The question is one that can guarantee complexity. It does not talk about anything related to speed. They are different concepts.

Chained list with this complexity is difficult. Only quicksort does not achieve this complexity . Copying sooner, it only makes the situation worse.

Copying to another structure can give you more speed, but do not give this complexity.

It seems like someone else has been able to do with mergesort . But without copying anything before :) The Answer Accepted in Question in the SO talks about this solution.

mergesort , as well as heapsort can give the required complexity in the question. These are two well-known algorithms. Of course it depends a bit on implementation. The problems of these two algorithms is that it consumes a lot of space - O (N). The question does not say anything in space. But specifically because it is a linked list, these algorithms achieve O (1).

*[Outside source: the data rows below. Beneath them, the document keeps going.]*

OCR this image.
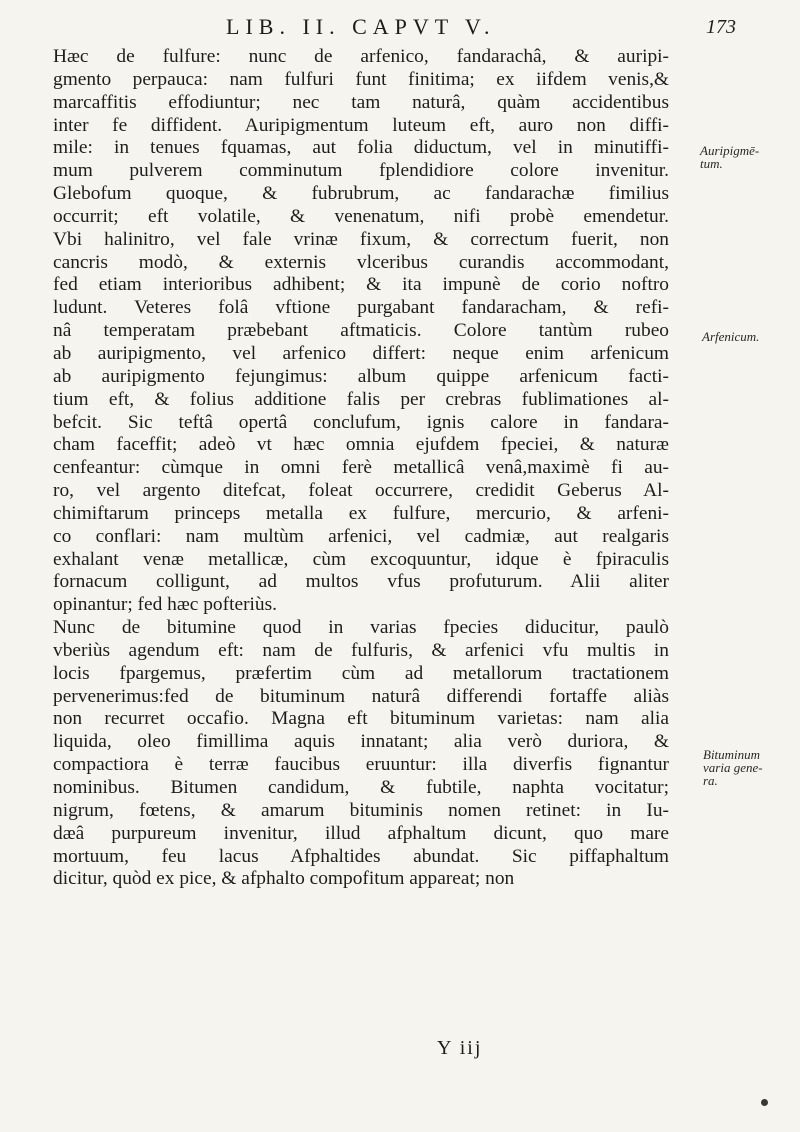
LIB. II. CAPVT V.	173
Hæc de fulfure: nunc de arfenico, fandarachâ, & auripi-
gmento perpauca: nam fulfuri funt finitima; ex iifdem venis,&
marcaffitis effodiuntur; nec tam naturâ, quàm accidentibus
inter fe diffident. Auripigmentum luteum eft, auro non diffi-
mile: in tenues fquamas, aut folia diductum, vel in minutiffi-
mum pulverem comminutum fplendidiore colore invenitur.
Glebofum quoque, & fubrubrum, ac fandarachæ fimilius
occurrit; eft volatile, & venenatum, nifi probè emendetur.
Vbi halinitro, vel fale vrinæ fixum, & correctum fuerit, non
cancris modò, & externis vlceribus curandis accommodant,
fed etiam interioribus adhibent; & ita impunè de corio noftro
ludunt. Veteres folâ vftione purgabant fandaracham, & refi-
nâ temperatam præbebant aftmaticis. Colore tantùm rubeo
ab auripigmento, vel arfenico differt: neque enim arfenicum
ab auripigmento fejungimus: album quippe arfenicum facti-
tium eft, & folius additione falis per crebras fublimationes al-
befcit. Sic teftâ opertâ conclufum, ignis calore in fandara-
cham faceffit; adeò vt hæc omnia ejufdem fpeciei, & naturæ
cenfeantur: cùmque in omni ferè metallicâ venâ,maximè fi au-
ro, vel argento ditefcat, foleat occurrere, credidit Geberus Al-
chimiftarum princeps metalla ex fulfure, mercurio, & arfeni-
co conflari: nam multùm arfenici, vel cadmiæ, aut realgaris
exhalant venæ metallicæ, cùm excoquuntur, idque è fpiraculis
fornacum colligunt, ad multos vfus profuturum. Alii aliter
opinantur; fed hæc pofteriùs.
Nunc de bitumine quod in varias fpecies diducitur, paulò
vberiùs agendum eft: nam de fulfuris, & arfenici vfu multis in
locis fpargemus, præfertim cùm ad metallorum tractationem
pervenerimus:fed de bituminum naturâ differendi fortaffe aliàs
non recurret occafio. Magna eft bituminum varietas: nam alia
liquida, oleo fimillima aquis innatant; alia verò duriora, &
compactiora è terræ faucibus eruuntur: illa diverfis fignantur
nominibus. Bitumen candidum, & fubtile, naphta vocitatur;
nigrum, fœtens, & amarum bituminis nomen retinet: in Iu-
dæâ purpureum invenitur, illud afphaltum dicunt, quo mare
mortuum, feu lacus Afphaltides abundat. Sic piffaphaltum
dicitur, quòd ex pice, & afphalto compofitum appareat; non
Auripigmē-
tum.
Arfenicum.
Bituminum
varia gene-
ra.
Y iij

Take a look at Radix . It usually works miracles, but it's hard to implement.

This table can help although it is not specific to linked list , the properly implemented algorithm can guarantee complexity required.

Based on the table linked by @bigown , there are at least 4 sorting algorithms which, on average, are of O(n*log(n)) vel complexity, know:

• Quicksort
• Mergesort
• Timsort
• Heapsort

Copying data to an array can be an option

The Heapsort page on Wikipedia says:

  

Merge sort can be adapted to operate on singly linked lists with O (1) extra space. Heapsort can be adapted to operate on doubly linked lists with only (1) extra space overhead.

Translating:

  

Mergesort can be adapted to run on uniquely chained lists with extra O (1) space. Heapsort can be tailored to work on double-chained lists with an extra O (1) extra space.

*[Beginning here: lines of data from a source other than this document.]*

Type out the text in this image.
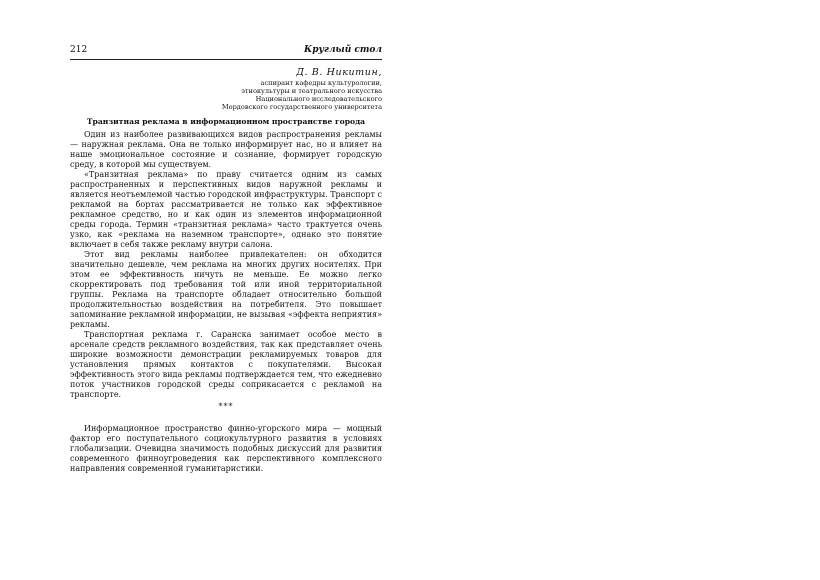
212	Круглый стол
Д. В. Никитин,
аспирант кафедры культурологии,
этнокультуры и театрального искусства
Национального исследовательского
Мордовского государственного университета
Транзитная реклама в информационном пространстве города

Один из наиболее развивающихся видов распространения рекламы — наружная реклама. Она не только информирует нас, но и влияет на наше эмоциональное состояние и сознание, формирует городскую среду, в которой мы существуем.

«Транзитная реклама» по праву считается одним из самых распространенных и перспективных видов наружной рекламы и является неотъемлемой частью городской инфраструктуры. Транспорт с рекламой на бортах рассматривается не только как эффективное рекламное средство, но и как один из элементов информационной среды города. Термин «транзитная реклама» часто трактуется очень узко, как «реклама на наземном транспорте», однако это понятие включает в себя также рекламу внутри салона.

Этот вид рекламы наиболее привлекателен: он обходится значительно дешевле, чем реклама на многих других носителях. При этом ее эффективность ничуть не меньше. Ее можно легко скорректировать под требования той или иной территориальной группы. Реклама на транспорте обладает относительно большой продолжительностью воздействия на потребителя. Это повышает запоминание рекламной информации, не вызывая «эффекта неприятия» рекламы.

Транспортная реклама г. Саранска занимает особое место в арсенале средств рекламного воздействия, так как представляет очень широкие возможности демонстрации рекламируемых товаров для установления прямых контактов с покупателями. Высокая эффективность этого вида рекламы подтверждается тем, что ежедневно поток участников городской среды соприкасается с рекламой на транспорте.

***

Информационное пространство финно-угорского мира — мощный фактор его поступательного социокультурного развития в условиях глобализации. Очевидна значимость подобных дискуссий для развития современного финноугроведения как перспективного комплексного направления современной гуманитаристики.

Unfortunately, there is no example or reference. How to do this? Basically you can change the random vector access by references to the elements of the linked list.

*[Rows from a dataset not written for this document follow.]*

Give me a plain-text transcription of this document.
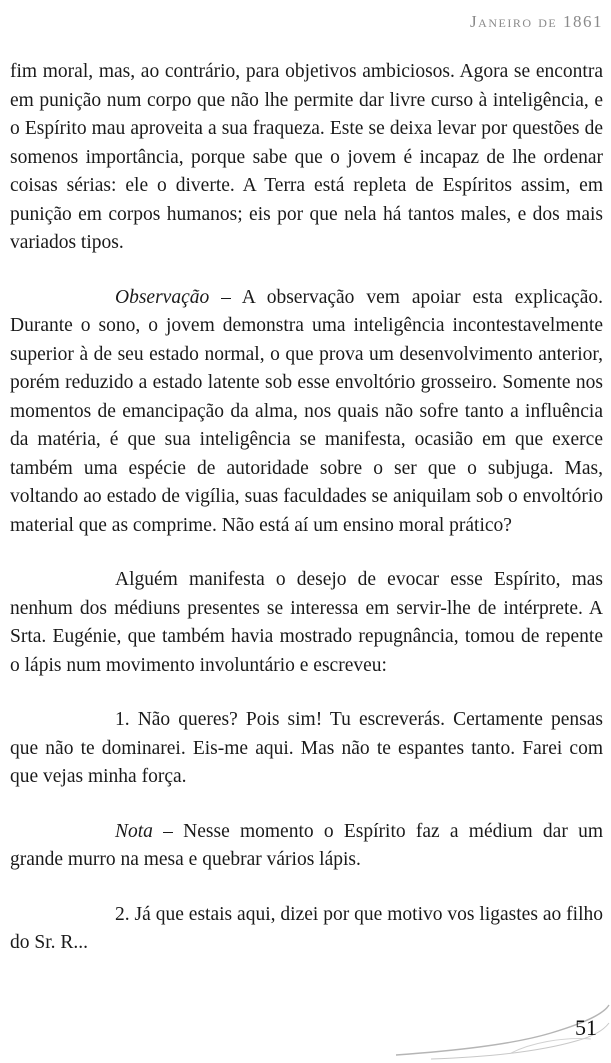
Janeiro de 1861

fim moral, mas, ao contrário, para objetivos ambiciosos. Agora se encontra em punição num corpo que não lhe permite dar livre curso à inteligência, e o Espírito mau aproveita a sua fraqueza. Este se deixa levar por questões de somenos importância, porque sabe que o jovem é incapaz de lhe ordenar coisas sérias: ele o diverte. A Terra está repleta de Espíritos assim, em punição em corpos humanos; eis por que nela há tantos males, e dos mais variados tipos.

Observação – A observação vem apoiar esta explicação. Durante o sono, o jovem demonstra uma inteligência incontestavelmente superior à de seu estado normal, o que prova um desenvolvimento anterior, porém reduzido a estado latente sob esse envoltório grosseiro. Somente nos momentos de emancipação da alma, nos quais não sofre tanto a influência da matéria, é que sua inteligência se manifesta, ocasião em que exerce também uma espécie de autoridade sobre o ser que o subjuga. Mas, voltando ao estado de vigília, suas faculdades se aniquilam sob o envoltório material que as comprime. Não está aí um ensino moral prático?

Alguém manifesta o desejo de evocar esse Espírito, mas nenhum dos médiuns presentes se interessa em servir-lhe de intérprete. A Srta. Eugénie, que também havia mostrado repugnância, tomou de repente o lápis num movimento involuntário e escreveu:

1. Não queres? Pois sim! Tu escreverás. Certamente pensas que não te dominarei. Eis-me aqui. Mas não te espantes tanto. Farei com que vejas minha força.

Nota – Nesse momento o Espírito faz a médium dar um grande murro na mesa e quebrar vários lápis.

2. Já que estais aqui, dizei por que motivo vos ligastes ao filho do Sr. R...

51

In the case of Heap sort, the Wikipedia algorithm looks like this:

end ← count - 1
while end > 0 do
    (a[0] is the root and largest value. The swap moves it in front of the sorted elements.)
    swap(a[end], a[0])
    (the heap size is reduced by one)
    end ← end - 1
    (the swap ruined the heap property, so restore it)
    siftDown(a, 0, end)

So, for example, where there is increment or decrement, just replace this by a forward or backward in the list. Where there is reference to the first element, a reference to the first element is used, the same is done with the last one.

Example:

procedure heapsort(first, last, count) is
    input: first and last elements of a doubly linked list with length of count

    heapify(first, last, count)
    end ← last
    while end.previous != null do
        swap(end, first)
        end ← end.previous
        count ← count - 1
        siftDown(first, end, count)


procedure heapify(first, last, count) is
    start ← iParent(first, count)
    while start != null do
        siftDown(start, last, count - 1)
        start ← start.previous
        count ← count - 1


procedure siftDown(start, end, count) is
    root ← start
    while iLeftChild(start, root, count) ≤ end do 
        child ← iLeftChild(start, root, count)
        swap ← root     
        if swap.value < child.value
            swap ← child
        if child.next.value ≤ end.value and swap.value < child.next.value
            swap ← child.next
        if swap.value = root.value
            return
        else
            swap(root, swap)

Note that in my example above, each element ( first , last , start , end , root , swap ) is now actually a reference that contains 3 attributes: value , previous and next .

You still have to implement the iParent(start, count) and iLeftChild(start, end, count) routines.

• iParent basically needs to find the core element. This is not trivial in threaded lists, but can be easily implemented since we have the reference to the first element and the quantity. All that needs to be done is to advance% of% times from the first element.
• floor((count-1) / 2) basically advances iLeftChild , 2*i + 1 being the position of the i element relative to root . Then it can be easily implemented by advancing a reference start times from count + 1 .

Does it work? Should , but did not test. Implement it at your own risk, considering that the search routines described above will leave the algorithm a little slower, though I do believe that other forms of optimization can be found.

Copy might not be a bad idea.

O(n*log n + n) for a sufficiently large n can be considered the same as O(n*log(n)) .

Note, however, that Big-O notation is a very important, but not definitive, direction when doing practical algorithm analysis. There are several hardware optimization details that are not taken into account in a purely Big-O analysis.